John Alcott beschrieb in einem Interview, wie sich das unbeständige irische Wetter fast jeden Tag änderte, manchmal von einem Moment auf den anderen, mit Stürmen, die manchmal nur ein paar Minuten dauerten. Da Kubrick die vielen Außenszenen nur mit natürlichem Licht drehen wollte, verwendete der Regisseur eine Arriflex 35BL.

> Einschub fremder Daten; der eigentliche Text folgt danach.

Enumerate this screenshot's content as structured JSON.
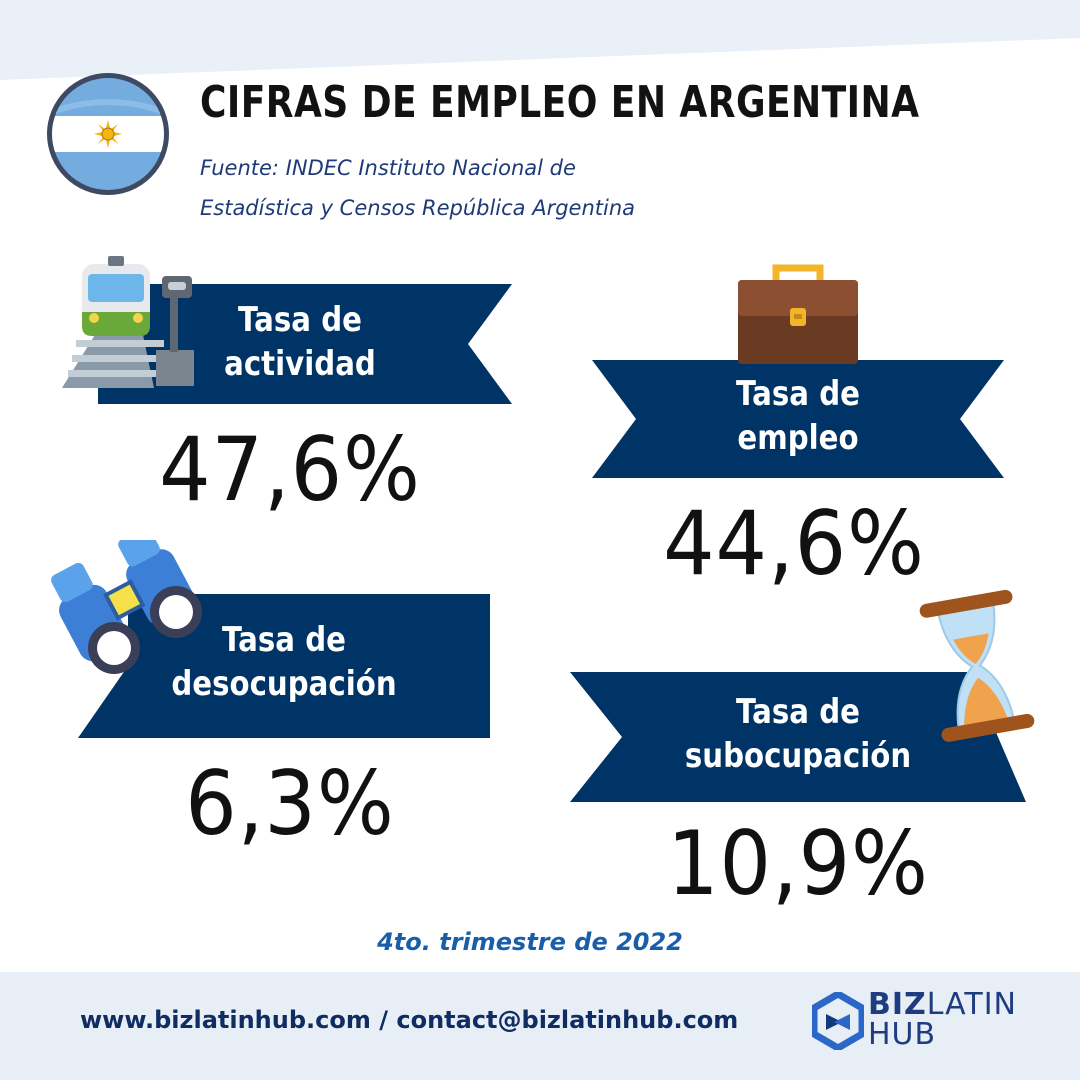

Alcott sagte: „Kubrick drehte weiter, egal ob ‚die Sonne rein- oder rausgeht'“. Das war möglich, weil der Blendenregler der Kamera größer als normal war und es ermöglichte, „die Blende eines Objektivs über einen Getriebemechanismus an der Außenseite der Kamera zu verändern.“ Diese Änderungen trugen dazu bei, kleine Lichtveränderungen zu kompensieren, und halfen Kubrick, eine Situation zu beherrschen, die zwar für den Film und seine Thematik von entscheidender Bedeutung war, aber einen Künstler, der es gewohnt war, unter Bedingungen zu arbeiten, die er bis zur letzten Wäscheklammer kontrollierte, wahrscheinlich trotzdem verärgerte. Wie Tyler es ausdrückt: „Kubrick konnte einem Schauspieler oder Crewmitglied sagen, was er wollte, aber er konnte den Wolken nicht sagen, was sie tun sollten.“
Aus der Nähe und aus der Ferne
Eine weitere außergewöhnlich anspruchsvolle Sequenz war die erste große Schlachtszene, die, wie Alcott in dem oben verlinkten Interview sagt, „mit einer Kamerafahrt beginnt, die von einer der drei Kameras gefilmt wird, die gleichzeitig auf einer 800 Fuß langen Schiene laufen.“ Wie Tyler anmerkt, war diese Aufnahme besonders schwierig, weil sie am Ende des 250-mm-Zoomobjektivs beginnt, und „je weiter man reingezoomt hat, desto übertriebener wird jede kleine Unebenheit in der Kamerabewegung registriert“, aber sie arbeiteten ein Stabilisierungssystem aus, das die Bewegung minimierte. Und tatsächlich wurden auch alle Nahaufnahmen in der Sequenz, „ebenso wie die Weitwinkelaufnahmen, vom Ende des 250mm gefilmt.“
Wenn Sie Barry Lyndon noch nicht gesehen haben, sollten Sie sich wirklich einen Gefallen tun und einen der einzigartigsten Hollywood-Filme aller Zeiten ansehen, einen Film, in dem Kubrick, frisch von der Enttäuschung über sein (dauerhaft, wie sich herausstellen sollte) verschobenes Napoleon-Projekt, eine kleinere Geschichte aus fast der gleichen Zeitspanne erzählt. Der Film hat eine ungeheure Kraft, ist anders als alles andere in seinem Kanon und hebt sich besonders von der überwiegenden Mehrheit der historischen Filme ab, die jemals von einem großen amerikanischen Studio vertrieben wurden. Es ist ein Film, der am Ende unausweichlich und unterschwellig er selbst ist.